Gun-wise at least...they did manage to drive out Boeing.

- Gabe

Standing Wolf
July 11, 2003, 10:02 PM
"We just can't get a handle on it," said Deputy Police Commissioner Robert Mitchell about the proliferation of firearms in the city.

He needs to be fired and replaced with someone with enough sense to go after criminals, not guns.

jimpeel
July 12, 2003, 10:19 PM
Street first announced the illegal-gun initiative on May 1, ... Well, if the initiative is illegal ...

goon
July 12, 2003, 10:46 PM
Rendell is a peice of garbage.
The thing is, he doesn't really have as much power as he would like.
The east and west "coasts" of the state are liberal, but there is a good ol' conservative stronghold right down the middle of the state.
Hell, even if they do come up with a one-gun-a-month law, it won't be too bad.
If the law says one gun a month, I guess I will have to pony up the dough for one gun a month. One about every three months is really enough for me, but I do try to obey the law.:neener:

AZRickD
July 12, 2003, 11:04 PM
Mike said:
Since 1 gun a month passed in Virginia back in 1992 or 1993...
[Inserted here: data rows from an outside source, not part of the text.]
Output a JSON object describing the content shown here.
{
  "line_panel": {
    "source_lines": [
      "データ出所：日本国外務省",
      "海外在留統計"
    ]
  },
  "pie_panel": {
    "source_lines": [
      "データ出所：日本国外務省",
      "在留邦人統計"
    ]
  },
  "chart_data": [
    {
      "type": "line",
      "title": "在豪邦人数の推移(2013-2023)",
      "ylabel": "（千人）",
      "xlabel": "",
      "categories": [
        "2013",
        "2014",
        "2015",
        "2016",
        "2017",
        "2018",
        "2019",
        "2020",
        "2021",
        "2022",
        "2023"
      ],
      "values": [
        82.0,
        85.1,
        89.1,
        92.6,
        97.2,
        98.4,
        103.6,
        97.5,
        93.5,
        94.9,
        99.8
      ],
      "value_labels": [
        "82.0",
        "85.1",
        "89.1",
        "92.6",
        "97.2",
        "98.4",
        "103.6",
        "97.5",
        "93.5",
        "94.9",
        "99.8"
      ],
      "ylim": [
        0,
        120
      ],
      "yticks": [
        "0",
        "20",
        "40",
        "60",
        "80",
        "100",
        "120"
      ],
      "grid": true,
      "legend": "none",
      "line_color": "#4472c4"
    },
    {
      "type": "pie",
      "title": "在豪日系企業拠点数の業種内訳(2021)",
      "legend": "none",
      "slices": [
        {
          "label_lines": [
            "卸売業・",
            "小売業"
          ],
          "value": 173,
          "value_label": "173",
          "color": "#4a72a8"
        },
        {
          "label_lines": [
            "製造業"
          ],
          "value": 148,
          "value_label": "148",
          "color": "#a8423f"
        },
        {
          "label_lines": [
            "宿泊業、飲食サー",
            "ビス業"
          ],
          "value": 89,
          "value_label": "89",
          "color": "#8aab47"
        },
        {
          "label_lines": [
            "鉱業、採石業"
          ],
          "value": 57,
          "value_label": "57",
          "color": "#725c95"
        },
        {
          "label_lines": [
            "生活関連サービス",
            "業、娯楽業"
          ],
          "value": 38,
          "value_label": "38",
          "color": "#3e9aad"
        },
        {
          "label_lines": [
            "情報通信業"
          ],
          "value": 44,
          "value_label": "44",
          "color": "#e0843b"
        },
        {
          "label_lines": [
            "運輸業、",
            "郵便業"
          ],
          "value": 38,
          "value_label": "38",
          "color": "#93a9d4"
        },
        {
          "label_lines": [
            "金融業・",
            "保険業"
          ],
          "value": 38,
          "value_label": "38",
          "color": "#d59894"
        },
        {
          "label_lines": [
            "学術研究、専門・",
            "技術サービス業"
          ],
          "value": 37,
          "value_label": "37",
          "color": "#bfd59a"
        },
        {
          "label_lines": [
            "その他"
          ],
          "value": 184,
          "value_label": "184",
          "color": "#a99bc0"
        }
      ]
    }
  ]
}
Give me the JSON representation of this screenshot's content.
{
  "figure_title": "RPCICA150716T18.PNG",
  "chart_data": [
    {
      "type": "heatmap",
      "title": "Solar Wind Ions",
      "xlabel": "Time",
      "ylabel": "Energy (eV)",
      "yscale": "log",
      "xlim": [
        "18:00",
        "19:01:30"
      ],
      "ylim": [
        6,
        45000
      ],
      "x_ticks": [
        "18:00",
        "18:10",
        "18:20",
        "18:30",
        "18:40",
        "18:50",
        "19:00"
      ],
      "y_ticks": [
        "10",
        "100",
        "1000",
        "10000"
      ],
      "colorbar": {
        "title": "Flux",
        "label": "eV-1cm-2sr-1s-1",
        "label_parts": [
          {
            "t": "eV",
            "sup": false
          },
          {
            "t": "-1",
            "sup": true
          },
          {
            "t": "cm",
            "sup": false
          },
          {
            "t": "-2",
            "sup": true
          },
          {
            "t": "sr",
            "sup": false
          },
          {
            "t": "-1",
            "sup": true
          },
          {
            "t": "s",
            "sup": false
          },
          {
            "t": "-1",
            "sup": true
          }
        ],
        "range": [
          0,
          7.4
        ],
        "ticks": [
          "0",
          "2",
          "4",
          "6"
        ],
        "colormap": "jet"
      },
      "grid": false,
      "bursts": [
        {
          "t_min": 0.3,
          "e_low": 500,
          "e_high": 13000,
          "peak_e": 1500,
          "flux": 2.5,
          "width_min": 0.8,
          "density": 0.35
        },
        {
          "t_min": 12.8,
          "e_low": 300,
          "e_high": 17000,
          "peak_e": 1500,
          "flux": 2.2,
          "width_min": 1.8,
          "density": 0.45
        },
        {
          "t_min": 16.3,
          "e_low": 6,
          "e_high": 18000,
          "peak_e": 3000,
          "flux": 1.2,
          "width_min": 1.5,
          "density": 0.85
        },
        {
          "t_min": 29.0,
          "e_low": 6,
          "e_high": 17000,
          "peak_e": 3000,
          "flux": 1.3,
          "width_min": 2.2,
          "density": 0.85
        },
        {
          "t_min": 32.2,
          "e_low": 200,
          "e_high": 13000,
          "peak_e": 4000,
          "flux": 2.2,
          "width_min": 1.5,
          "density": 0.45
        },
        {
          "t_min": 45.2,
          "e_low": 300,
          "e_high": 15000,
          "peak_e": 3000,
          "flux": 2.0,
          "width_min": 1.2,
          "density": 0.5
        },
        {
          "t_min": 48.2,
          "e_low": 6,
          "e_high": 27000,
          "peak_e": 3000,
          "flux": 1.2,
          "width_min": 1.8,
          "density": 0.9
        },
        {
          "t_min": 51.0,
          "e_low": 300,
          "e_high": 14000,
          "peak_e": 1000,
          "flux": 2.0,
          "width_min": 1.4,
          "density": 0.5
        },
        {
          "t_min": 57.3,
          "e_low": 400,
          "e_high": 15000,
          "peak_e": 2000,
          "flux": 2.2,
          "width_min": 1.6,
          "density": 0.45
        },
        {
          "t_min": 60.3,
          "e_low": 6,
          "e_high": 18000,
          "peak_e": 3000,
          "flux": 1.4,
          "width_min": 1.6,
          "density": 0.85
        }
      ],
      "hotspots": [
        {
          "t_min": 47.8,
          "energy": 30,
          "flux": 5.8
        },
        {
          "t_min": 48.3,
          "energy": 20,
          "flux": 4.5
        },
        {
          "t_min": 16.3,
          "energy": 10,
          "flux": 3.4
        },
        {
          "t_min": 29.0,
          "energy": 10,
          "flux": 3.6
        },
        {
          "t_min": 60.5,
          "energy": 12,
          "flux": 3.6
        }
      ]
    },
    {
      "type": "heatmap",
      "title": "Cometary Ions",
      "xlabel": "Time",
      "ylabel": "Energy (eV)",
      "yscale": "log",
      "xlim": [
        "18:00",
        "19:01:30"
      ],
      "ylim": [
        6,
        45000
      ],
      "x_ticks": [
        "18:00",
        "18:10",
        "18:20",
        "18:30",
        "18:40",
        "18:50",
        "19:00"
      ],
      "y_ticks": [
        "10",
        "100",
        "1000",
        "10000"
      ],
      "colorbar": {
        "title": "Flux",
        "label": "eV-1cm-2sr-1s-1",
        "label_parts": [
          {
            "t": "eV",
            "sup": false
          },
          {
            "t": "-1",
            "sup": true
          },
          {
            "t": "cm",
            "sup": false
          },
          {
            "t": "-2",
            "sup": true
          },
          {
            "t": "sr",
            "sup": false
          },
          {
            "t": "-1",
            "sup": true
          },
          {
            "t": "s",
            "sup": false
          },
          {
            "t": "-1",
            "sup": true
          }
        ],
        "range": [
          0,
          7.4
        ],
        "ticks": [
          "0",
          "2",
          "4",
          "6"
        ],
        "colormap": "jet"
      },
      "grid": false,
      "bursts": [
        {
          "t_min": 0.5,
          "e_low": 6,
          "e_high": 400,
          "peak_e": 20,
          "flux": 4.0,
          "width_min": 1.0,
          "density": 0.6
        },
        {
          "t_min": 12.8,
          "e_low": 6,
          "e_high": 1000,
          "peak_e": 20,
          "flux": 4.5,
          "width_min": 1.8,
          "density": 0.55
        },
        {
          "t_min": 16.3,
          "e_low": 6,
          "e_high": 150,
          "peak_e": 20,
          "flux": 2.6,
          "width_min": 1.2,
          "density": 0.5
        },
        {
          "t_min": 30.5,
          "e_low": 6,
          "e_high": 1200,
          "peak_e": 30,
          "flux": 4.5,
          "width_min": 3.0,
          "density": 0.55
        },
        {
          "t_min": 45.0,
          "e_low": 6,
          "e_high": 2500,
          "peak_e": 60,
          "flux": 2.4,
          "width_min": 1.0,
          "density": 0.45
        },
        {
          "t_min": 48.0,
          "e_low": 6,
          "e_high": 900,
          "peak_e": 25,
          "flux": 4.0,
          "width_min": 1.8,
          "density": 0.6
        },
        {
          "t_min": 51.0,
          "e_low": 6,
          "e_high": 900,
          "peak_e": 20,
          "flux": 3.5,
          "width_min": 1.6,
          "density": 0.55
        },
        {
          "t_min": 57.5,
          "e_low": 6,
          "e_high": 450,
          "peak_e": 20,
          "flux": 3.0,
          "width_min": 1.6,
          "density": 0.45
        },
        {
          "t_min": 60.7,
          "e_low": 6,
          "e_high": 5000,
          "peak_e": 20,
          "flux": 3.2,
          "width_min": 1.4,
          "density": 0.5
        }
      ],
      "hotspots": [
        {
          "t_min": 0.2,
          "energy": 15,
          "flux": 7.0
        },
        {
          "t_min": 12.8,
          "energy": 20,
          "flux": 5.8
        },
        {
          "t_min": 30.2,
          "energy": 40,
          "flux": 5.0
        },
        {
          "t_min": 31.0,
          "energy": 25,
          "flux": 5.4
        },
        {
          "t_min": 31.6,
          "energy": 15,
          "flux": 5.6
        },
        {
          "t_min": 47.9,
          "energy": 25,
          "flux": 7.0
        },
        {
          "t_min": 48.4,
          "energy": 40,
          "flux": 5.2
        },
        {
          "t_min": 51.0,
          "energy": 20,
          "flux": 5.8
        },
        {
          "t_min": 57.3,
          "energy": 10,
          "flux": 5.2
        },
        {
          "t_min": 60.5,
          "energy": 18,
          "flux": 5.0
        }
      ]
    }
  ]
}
There have been back to back Republican Governors.

The current Gov. is Democrat, but has signed some decent pro-gun stuff.

For the first time since the Civil War, Republicans control BOTH Houses of the State Legislature, by very comfortable margins.
That would give them plenty of opportunity to repeal the one-gun-a-month law.

How have they been progressing on that issue?